Ces mesures discriminatoires sont contre-productives , comme on le constate pour les stratégies de dépistage : un test négatif peut masquer une contamination récente, et le test n'a de sens que si l'individu le fait au moment où l'on pense avoir pris un risque, et non s'il est imposé selon un calendrier administratif. Le filtrage aux frontières est une mesure sécuritaire fantasmatique, sauf à interdire tous les voyages : il y a plus de Français qui ont été contaminés aux USA qu'en rencontrant des Africains en France ...Le fichage informatique des séropositifs, en Russie, conduit beaucoup de gens à fuir le dépistage.

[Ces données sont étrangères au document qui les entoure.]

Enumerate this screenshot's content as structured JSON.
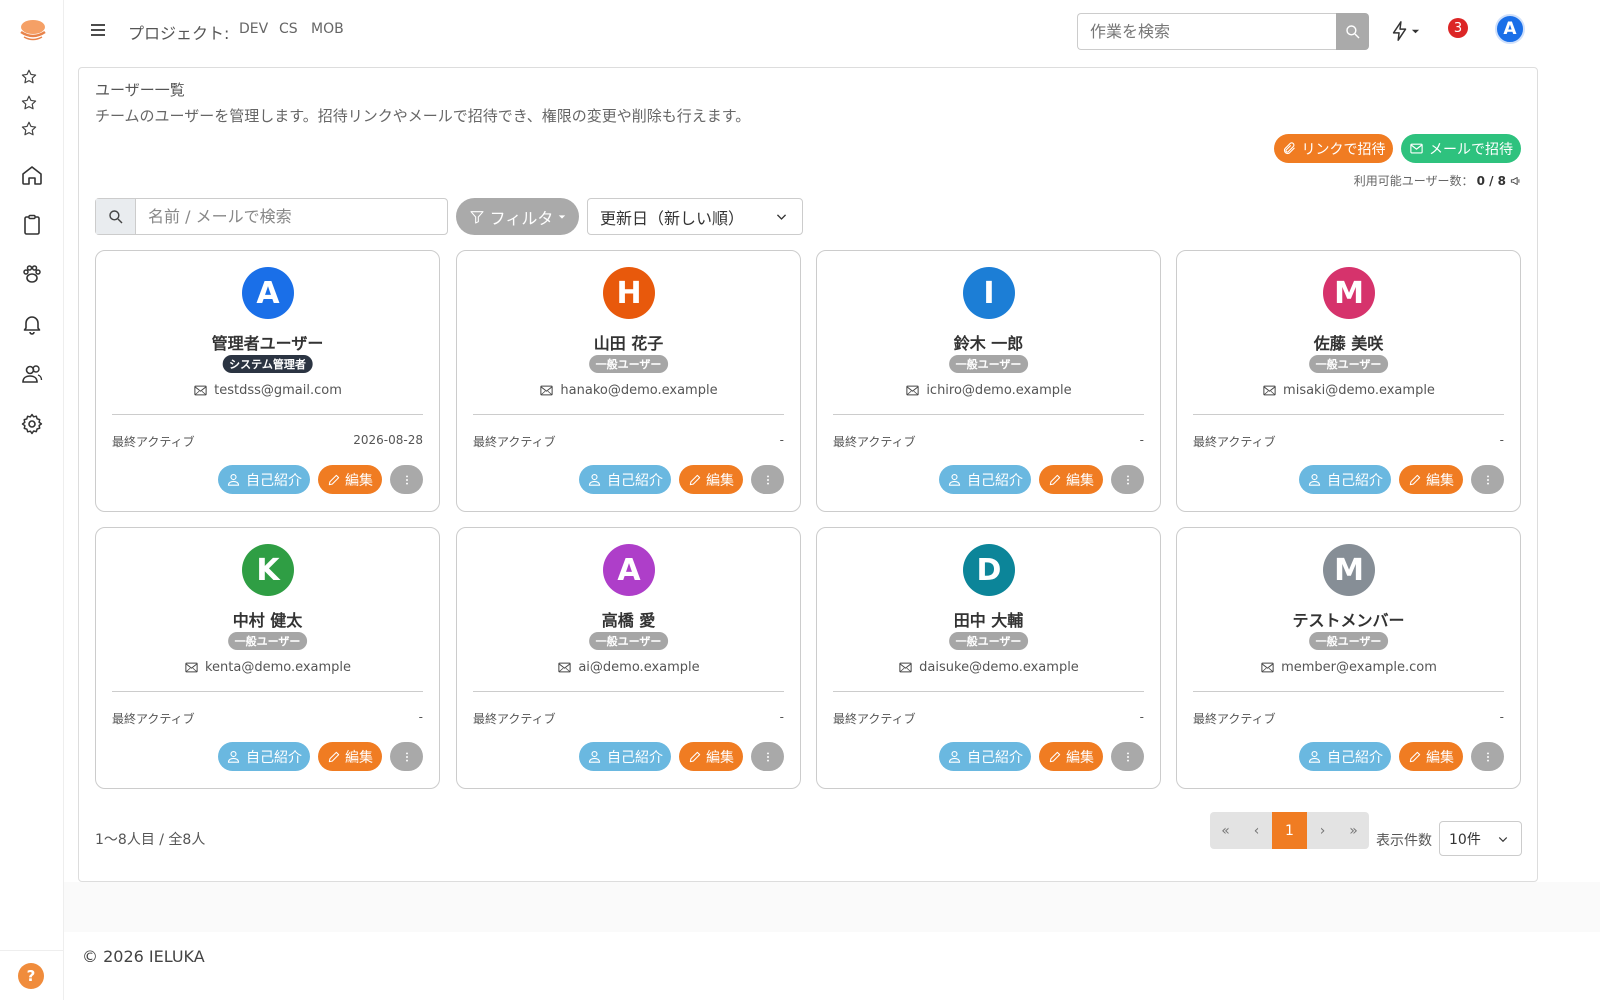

Les stratégies discriminantes appliquées traditionnellement pour les maladies infectieuses sont donc inopérantes, à la fois parce que le Sida est en train de devenir une maladie chronique, et parce que 97% de la transmission est liée aux comportements individuels : il n'y a donc pas de mesure qui puisse arrêter l'épidémie si les individus n'y adhèrent pas.
Droits et santé : un défi
Face à ces discriminations, faut-il prévoir des lois nouvelles? Il semble au contraire que ce sont les droits positifs prévus par de nombreuses conventions internationales, dont le droit à la santé, qui doivent être mis en avant d'emblée, car le Sida est certainement la première épidémie où l'on peut et doit concilier le respect de l'individu et la santé publique. L'accès des détenus à une médecine indépendante de l'administration pénitentiaire, l'amélioration du statut des femmes, des homosexuels ou des prostituées, représentent des conditions de lutte contre la maladie. La "scène primitive" de l'épidémie, son repérage très précoce dans les milieux homosexuels américains, l'a d'emblée associée à la fois à un contexte de discrimination, mais aussi à des luttes politiques pour le respect de la vie privée .
On voit ainsi se mondialiser, dans la carence des réponses politiques, une initiative associative qui a puisé ses modèles dans les réponses apportées par le mouvement homosexuel américain et qui contribue à la diffusion des droits de l'homme. L'initiative associative, notamment par les plus exclus, devient un pilier de la lutte contre le Sida. Les prostituées de Soweto, les travestis de Bangkok ou les veuves séropositives des villages ougandais défendent des droits totalement nouveaux dans ces sociétés, qui sont fondamentaux au-delà de l'épidémie. De la même façon, pour faire face à l'épidémie dans les prisons, on s'aperçoit qu'il faudrait reconnaitre aux détenus davantage de droits, à l'intimité sexuelle et médicale notamment, voire encourager des pratiques de co-conseil pour éviter les pratiques discriminantes par les détenus eux-mêmes.
Le grand évènement dans l'histoire du Sida est ainsi le passage du paradigme "isoler et contraindre" à celui de "coopérer et éduquer". On est passé pour la première fois à une gestion libérale d'une épidémie, et c'est un processus nouveau et difficile. Au lieu de se contenter de réagir aux cas particuliers de discriminations, un travail s'organise actuellement pour s'appuyer sur des conventions internationales signées par la plupart des pays, et pour tenter de penser, au plus large, le lien entre santé et droits de l'homme.